The Confidence, Speed and Shooting of Aari McDonald
Her mother remembers things differently. Aari’s older teammates were reluctant on the court, she said, requiring coaxing to move around and shoot, while Aari was already making improbable shots. “She kept us in those games,” Andrea said. “I had to take a double look, like, ‘Is she really making these baskets?’”
“She was like a little gnat,” her father recalled of those early games. “You just couldn’t get her off of you.”
By sixth grade, McDonald was playing on a boys’ A.A.U. team. She also played volleyball and ran track, but basketball quickly became her top priority. She started getting attention in the local news media when she became her high school’s leading scorer by a large margin as a freshman, and garnered even more when she started getting triple-doubles and even, once, a quadruple-double.
As her abilities grew, she didn’t.
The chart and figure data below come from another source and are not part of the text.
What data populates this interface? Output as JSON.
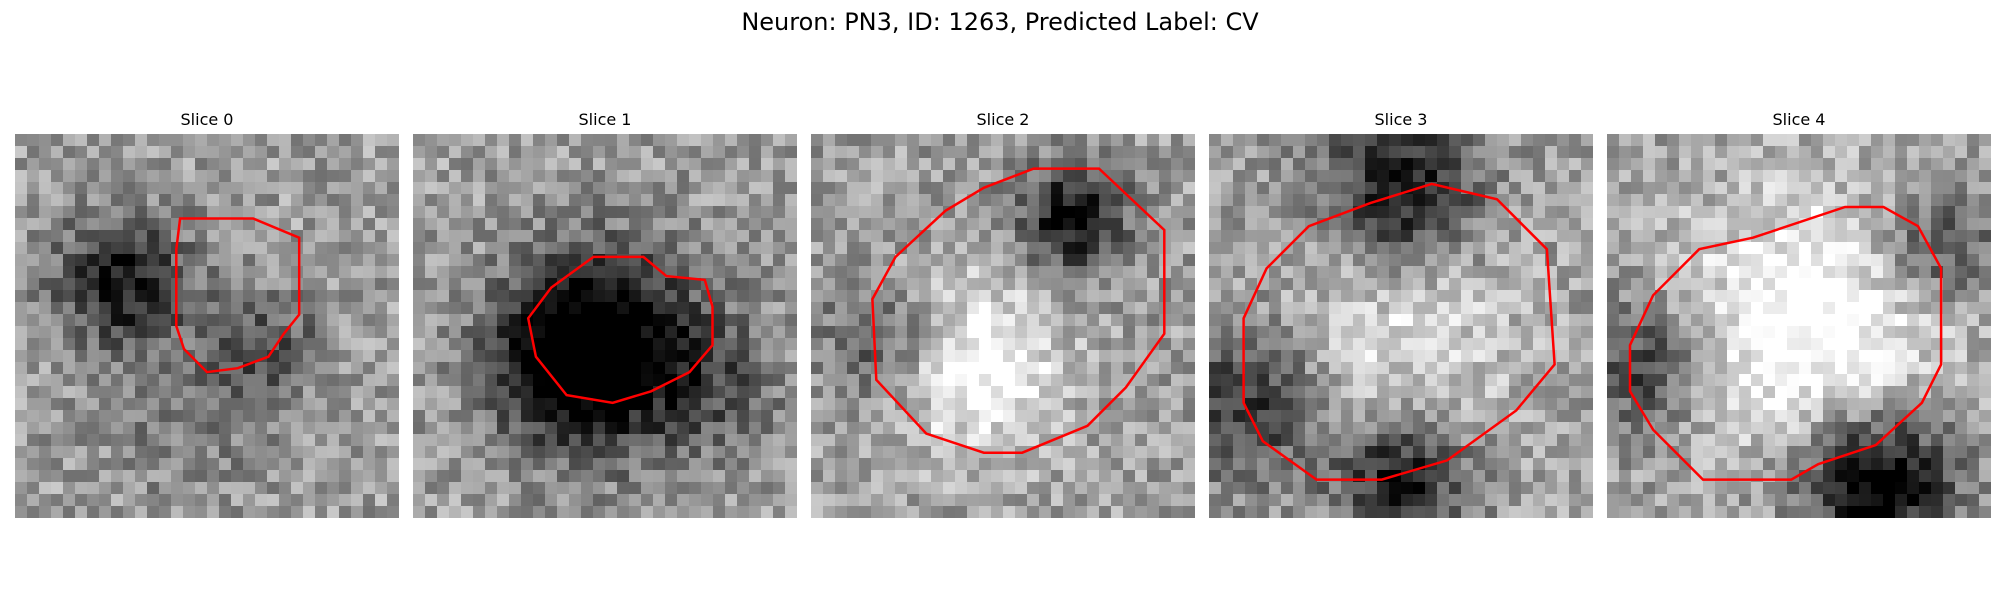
{
  "figure": {
    "title": "Neuron: PN3, ID: 1263, Predicted Label: CV",
    "contour_color": "#ff0000",
    "panels": [
      {
        "title": "Slice 0",
        "seed": 11,
        "blobs": [
          {
            "u": 0.28,
            "v": 0.38,
            "r": 0.12,
            "a": -0.55
          },
          {
            "u": 0.66,
            "v": 0.55,
            "r": 0.1,
            "a": -0.3
          },
          {
            "u": 0.45,
            "v": 0.72,
            "r": 0.16,
            "a": -0.15
          }
        ],
        "contour_uv": [
          [
            0.43,
            0.22
          ],
          [
            0.62,
            0.22
          ],
          [
            0.74,
            0.27
          ],
          [
            0.74,
            0.47
          ],
          [
            0.7,
            0.52
          ],
          [
            0.66,
            0.58
          ],
          [
            0.58,
            0.61
          ],
          [
            0.5,
            0.62
          ],
          [
            0.44,
            0.56
          ],
          [
            0.42,
            0.5
          ],
          [
            0.42,
            0.3
          ]
        ]
      },
      {
        "title": "Slice 1",
        "seed": 23,
        "blobs": [
          {
            "u": 0.5,
            "v": 0.56,
            "r": 0.18,
            "a": -0.75
          },
          {
            "u": 0.38,
            "v": 0.6,
            "r": 0.12,
            "a": -0.35
          },
          {
            "u": 0.8,
            "v": 0.65,
            "r": 0.12,
            "a": -0.2
          }
        ],
        "contour_uv": [
          [
            0.47,
            0.32
          ],
          [
            0.6,
            0.32
          ],
          [
            0.66,
            0.37
          ],
          [
            0.76,
            0.38
          ],
          [
            0.78,
            0.45
          ],
          [
            0.78,
            0.55
          ],
          [
            0.72,
            0.62
          ],
          [
            0.62,
            0.67
          ],
          [
            0.52,
            0.7
          ],
          [
            0.4,
            0.68
          ],
          [
            0.32,
            0.58
          ],
          [
            0.3,
            0.48
          ],
          [
            0.36,
            0.4
          ]
        ]
      },
      {
        "title": "Slice 2",
        "seed": 37,
        "blobs": [
          {
            "u": 0.68,
            "v": 0.22,
            "r": 0.1,
            "a": -0.6
          },
          {
            "u": 0.42,
            "v": 0.6,
            "r": 0.16,
            "a": 0.45
          },
          {
            "u": 0.2,
            "v": 0.55,
            "r": 0.12,
            "a": -0.35
          }
        ],
        "contour_uv": [
          [
            0.58,
            0.09
          ],
          [
            0.75,
            0.09
          ],
          [
            0.92,
            0.25
          ],
          [
            0.92,
            0.52
          ],
          [
            0.82,
            0.66
          ],
          [
            0.72,
            0.76
          ],
          [
            0.55,
            0.83
          ],
          [
            0.45,
            0.83
          ],
          [
            0.3,
            0.78
          ],
          [
            0.17,
            0.64
          ],
          [
            0.16,
            0.43
          ],
          [
            0.22,
            0.32
          ],
          [
            0.35,
            0.2
          ],
          [
            0.45,
            0.14
          ]
        ]
      },
      {
        "title": "Slice 3",
        "seed": 49,
        "blobs": [
          {
            "u": 0.5,
            "v": 0.15,
            "r": 0.14,
            "a": -0.6
          },
          {
            "u": 0.1,
            "v": 0.7,
            "r": 0.14,
            "a": -0.45
          },
          {
            "u": 0.5,
            "v": 0.9,
            "r": 0.12,
            "a": -0.55
          },
          {
            "u": 0.5,
            "v": 0.52,
            "r": 0.22,
            "a": 0.25
          }
        ],
        "contour_uv": [
          [
            0.42,
            0.18
          ],
          [
            0.58,
            0.13
          ],
          [
            0.75,
            0.17
          ],
          [
            0.88,
            0.3
          ],
          [
            0.9,
            0.6
          ],
          [
            0.8,
            0.72
          ],
          [
            0.62,
            0.85
          ],
          [
            0.45,
            0.9
          ],
          [
            0.28,
            0.9
          ],
          [
            0.14,
            0.8
          ],
          [
            0.09,
            0.7
          ],
          [
            0.09,
            0.48
          ],
          [
            0.15,
            0.35
          ],
          [
            0.26,
            0.24
          ]
        ]
      },
      {
        "title": "Slice 4",
        "seed": 61,
        "blobs": [
          {
            "u": 0.55,
            "v": 0.5,
            "r": 0.24,
            "a": 0.5
          },
          {
            "u": 0.7,
            "v": 0.9,
            "r": 0.14,
            "a": -0.75
          },
          {
            "u": 0.1,
            "v": 0.6,
            "r": 0.12,
            "a": -0.4
          },
          {
            "u": 0.85,
            "v": 0.3,
            "r": 0.12,
            "a": -0.4
          }
        ],
        "contour_uv": [
          [
            0.38,
            0.27
          ],
          [
            0.62,
            0.19
          ],
          [
            0.72,
            0.19
          ],
          [
            0.81,
            0.24
          ],
          [
            0.87,
            0.35
          ],
          [
            0.87,
            0.6
          ],
          [
            0.82,
            0.7
          ],
          [
            0.7,
            0.81
          ],
          [
            0.55,
            0.86
          ],
          [
            0.48,
            0.9
          ],
          [
            0.25,
            0.9
          ],
          [
            0.12,
            0.77
          ],
          [
            0.06,
            0.67
          ],
          [
            0.06,
            0.55
          ],
          [
            0.12,
            0.42
          ],
          [
            0.24,
            0.3
          ]
        ]
      }
    ]
  }
}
McDonald insists that her height never threatened her basketball ambitions and credits her mother for her confidence in spite of being perpetually underestimated.
“Every game, throughout my whole career, my mom has always told me to be a feisty competitor and leave everything out on the floor,” McDonald said. “Me being small, I had to do things that other players didn’t want to do, whether that was diving on the floor for loose balls or taking charges.”
Plus, she believes she has other gifts that have fueled her career. “You can’t teach speed,” McDonald said. “You can’t teach heart.”
Because she wanted to stay on the West Coast, McDonald began her college career at the University of Washington, where Adia Barnes, who is now Arizona’s coach, was an assistant. But McDonald wasn’t content, far from her family and her ailing grandfather — and playing behind the N.C.A.A.’s career leading scorer, Kelsey Plum. When Barnes, who had recruited McDonald, took the Arizona job, the decision to follow her was a fairly easy one.